To help do so, Gail McMillan, director of the Digital Library and Archives (DLA), has overseen the digitizing of much of Special Collections' holdings so that Internet users can access a wealth of information and materials from the University Libraries' website. Indeed, even the most proficient researcher appreciates an option besides having to sort manually and ever so carefully through printed guides and prepared collections on the shelves. To that end, McMillan has received two ASPIRES grants (A Support Program for Innovative Research Strategies from Tech's Offices of the Provost and the Vice Provost for Research) to fund projects that enhance research opportunities at Virginia Tech for professionals and amateurs alike.

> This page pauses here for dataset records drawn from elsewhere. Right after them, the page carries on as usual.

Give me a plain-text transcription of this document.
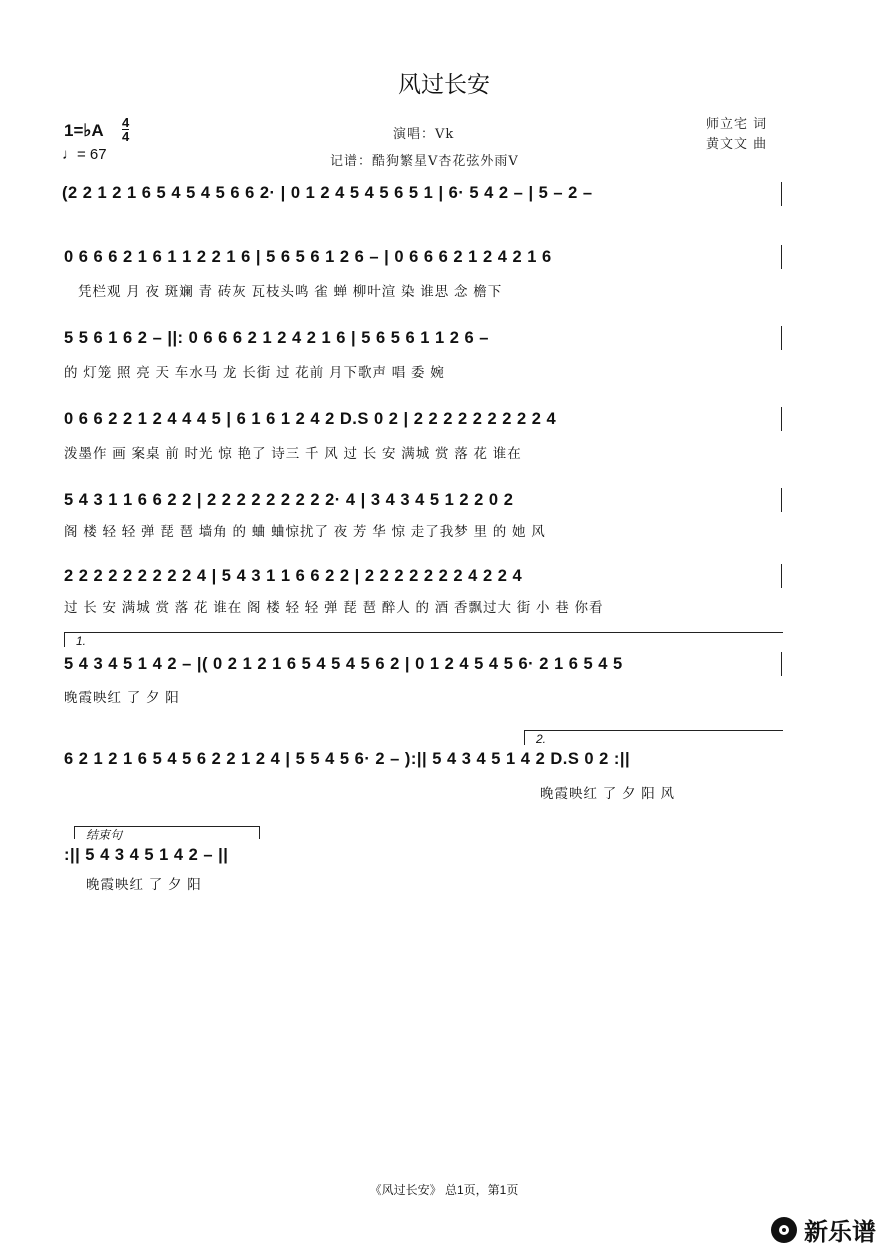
风过长安
1=♭A 4
4
♩= 67
演唱：Vk
记谱：酷狗繁星V杏花弦外雨V
师立宅 词
黄文文 曲
(2 2 1 2 1 6 5 4 5 4 5 6 6 2· | 0 1 2 4 5 4 5 6 5 1 | 6· 5 4 2 – | 5 – 2 –
0 6 6 6 2 1 6 1 1 2 2 1 6 | 5 6 5 6 1 2 6 – | 0 6 6 6 2 1 2 4 2 1 6
凭栏观 月 夜 斑斓 青 砖灰 瓦枝头鸣 雀 蝉 柳叶渲 染 谁思 念 檐下
5 5 6 1 6 2 – ||: 0 6 6 6 2 1 2 4 2 1 6 | 5 6 5 6 1 1 2 6 –
的 灯笼 照 亮 天 车水马 龙 长街 过 花前 月下歌声 唱 委 婉
0 6 6 2 2 1 2 4 4 4 5 | 6 1 6 1 2 4 2 D.S 0 2 | 2 2 2 2 2 2 2 2 2 4
泼墨作 画 案桌 前 时光 惊 艳了 诗三 千 风 过 长 安 满城 赏 落 花 谁在
5 4 3 1 1 6 6 2 2 | 2 2 2 2 2 2 2 2 2· 4 | 3 4 3 4 5 1 2 2 0 2
阁 楼 轻 轻 弹 琵 琶 墙角 的 蛐 蛐惊扰了 夜 芳 华 惊 走了我梦 里 的 她 风
2 2 2 2 2 2 2 2 2 4 | 5 4 3 1 1 6 6 2 2 | 2 2 2 2 2 2 2 4 2 2 4
过 长 安 满城 赏 落 花 谁在 阁 楼 轻 轻 弹 琵 琶 醉人 的 酒 香飘过大 街 小 巷 你看
1.
5 4 3 4 5 1 4 2 – |( 0 2 1 2 1 6 5 4 5 4 5 6 2 | 0 1 2 4 5 4 5 6· 2 1 6 5 4 5
晚霞映红 了 夕 阳
2.
6 2 1 2 1 6 5 4 5 6 2 2 1 2 4 | 5 5 4 5 6· 2 – ):|| 5 4 3 4 5 1 4 2 D.S 0 2 :||
晚霞映红 了 夕 阳 风
结束句
:|| 5 4 3 4 5 1 4 2 – ||
晚霞映红 了 夕 阳
《风过长安》 总1页，第1页
新乐谱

A product of the first grant is the Virginia Heritage Project, which makes available guides to every manuscript and archival collection in the commonwealth's universities and other state institutions. The project, funded in part by a National Endowment for the Humanities grant, well prepared the participants working on DLA's second ASPIRES grant. Joined by the co-director of the South Atlantic Humanities Center (SAHC), Anita Puckett of Tech's Center for Interdisciplinary Studies, McMillan directs the development and regional distribution of state-of-the-art software to SAHC member institutions to create researcher-friendly databases of manuscripts and archival finding aids. Ultimately, the goal of the project is to strengthen Virginia Tech's overall presence in humanities research and education.